35. The image forming apparatus as claimed in claim 33, wherein based on a detection result of a detecting part configured to detect at least one of a position of the toner image of each color visualized by said developing part or an area of the toner image, at least one of a beam spot position on each image carrying body and a beam waist position is corrected.

36. A method of driving a liquid crystal device in an optical scanning device provided with a laser-beam-phase-modulatable liquid crystal device, wherein said liquid crystal device has stripe-like electrode patterns arranged in one direction, said method comprising:

disposing the liquid crystal device on a light path extending between a light source and a polygon scanner;

disposing the plural strip-like electrode patterns within an effective area of the liquid crystal device when the liquid crystal device is viewed from an entrance side;

changing an effective value of a driving voltage separately for each of said stripe-like electrode patterns such that the driving voltage of each of said stripe-like electrode patterns is defined by a continuously changing function; and

deflecting a light beam applied to the liquid crystal device as a result of passing through the plural electrode patterns.

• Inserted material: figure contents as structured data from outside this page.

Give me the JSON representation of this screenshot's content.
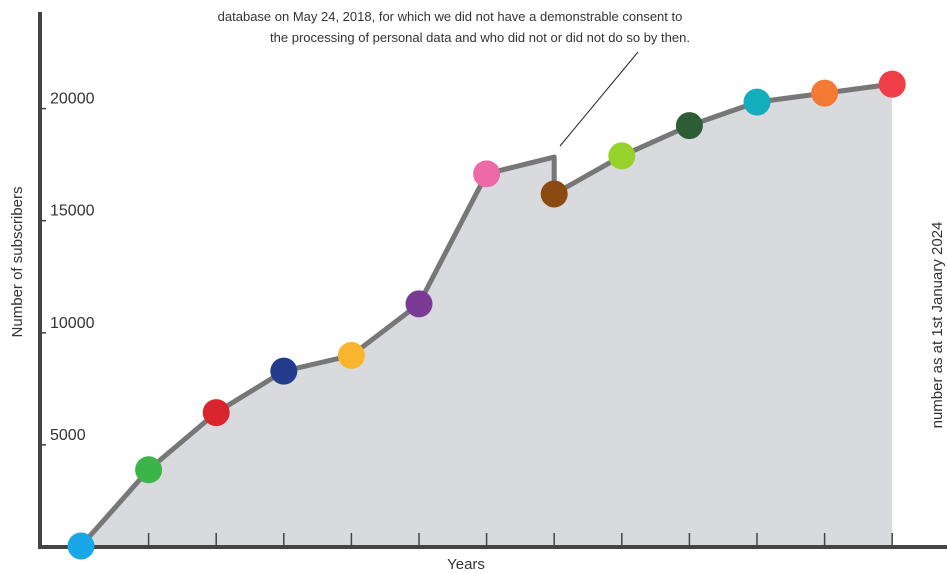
{
  "chart_data": {
    "type": "area",
    "title": "",
    "xlabel": "Years",
    "ylabel": "Number of subscribers",
    "right_label": "number as at 1st January 2024",
    "annotation": {
      "line1": "database on May 24, 2018, for which we did not have a demonstrable consent to",
      "line2": "the processing of personal data and who did not or did not do so by then."
    },
    "y_ticks": [
      "5000",
      "10000",
      "15000",
      "20000"
    ],
    "y_tick_values": [
      5000,
      10000,
      15000,
      20000
    ],
    "ylim": [
      0,
      22500
    ],
    "grid": false,
    "x_index": [
      0,
      1,
      2,
      3,
      4,
      5,
      6,
      7,
      8,
      9,
      10,
      11,
      12
    ],
    "values": [
      0,
      3400,
      5950,
      7800,
      8500,
      10800,
      16600,
      15700,
      17400,
      18750,
      19800,
      20200,
      20600
    ],
    "pre_drop_value": 17350,
    "point_colors": [
      "#1aa7e8",
      "#3bb54a",
      "#d9262e",
      "#233c8e",
      "#fbb42d",
      "#7a3a96",
      "#ee6aa7",
      "#8b4a10",
      "#95d22c",
      "#2d5d34",
      "#13adbb",
      "#f47a33",
      "#ef3e45"
    ],
    "colors": {
      "line": "#777777",
      "area": "#d9dadd",
      "axis": "#444444"
    }
  }
}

37. A method of driving a liquid crystal device in an optical scanning device provided with a laser-beam-phase-modulatable liquid crystal device, wherein said liquid crystal device has stripe-like electrode patterns arranged in one direction, comprising:

disposing the liquid crystal device on a light path extending between a light source and a polygon scanner;

disposing the plural strip-like electrode patterns within an effective area of the liquid crystal device when the liquid crystal device is viewed from an entrance side;

driving the voltage of each of said stripe-like electrode patterns in the liquid crystal device such that a refractive index distribution is not constant and the refractive index distribution is in proportion to a position (coordinate) in the direction of the arrangement of said stripe-like electrode patterns; and

deflecting a light beam applied to the liquid crystal device as a result of passing through the plural electrode patterns.

38. The method of driving the liquid crystal device as claimed in claim 36, further comprising:

separately changing the effective value of the driving voltage for each of the stripe-like electrode patterns in such a manner that a refractive index distribution obtained from thus driving said liquid crystal device is in proportion to a position (coordinate) in the direction of the arrangement of said stripe-like electrode patterns.

39. The method of driving the liquid crystal device as claimed in claim 36, further comprising:

separately changing the effective value of the driving voltage for each of the stripe-like electrode patterns in such a manner that a difference (PV within an entrance beam diameter) between a maximum value and a minimum value of a curve, obtained from removing a slope component from a curve, obtained from approximating, by a polynomial having a quadratic order or a higher order, a deviation between a transmitted wavefront aberration of transmitted light when the liquid crystal device is driven and the same when the liquid crystal device is not driven is equal to or less than λ/4 (where λ denotes a laser beam wavelength).

40. The method of driving the liquid crystal device as claimed in claim 36, further comprising:

separately changing the effective value of the driving voltage for each of the stripe-like electrode patterns in such a manner that a refractive index curve with respect to a position (coordinate) in the direction of the arrangement of the stripe-like electrode patterns is one which at least can be approximated by a polynomial having a quadratic order or a higher order.

41. The optical scanning device as claimed in claim 1, wherein the continuously changing function is a straight line having a non-zero slope.

42. The optical scanning device as claimed in claim 1, wherein the continuously changing function is a quadratic polynomial.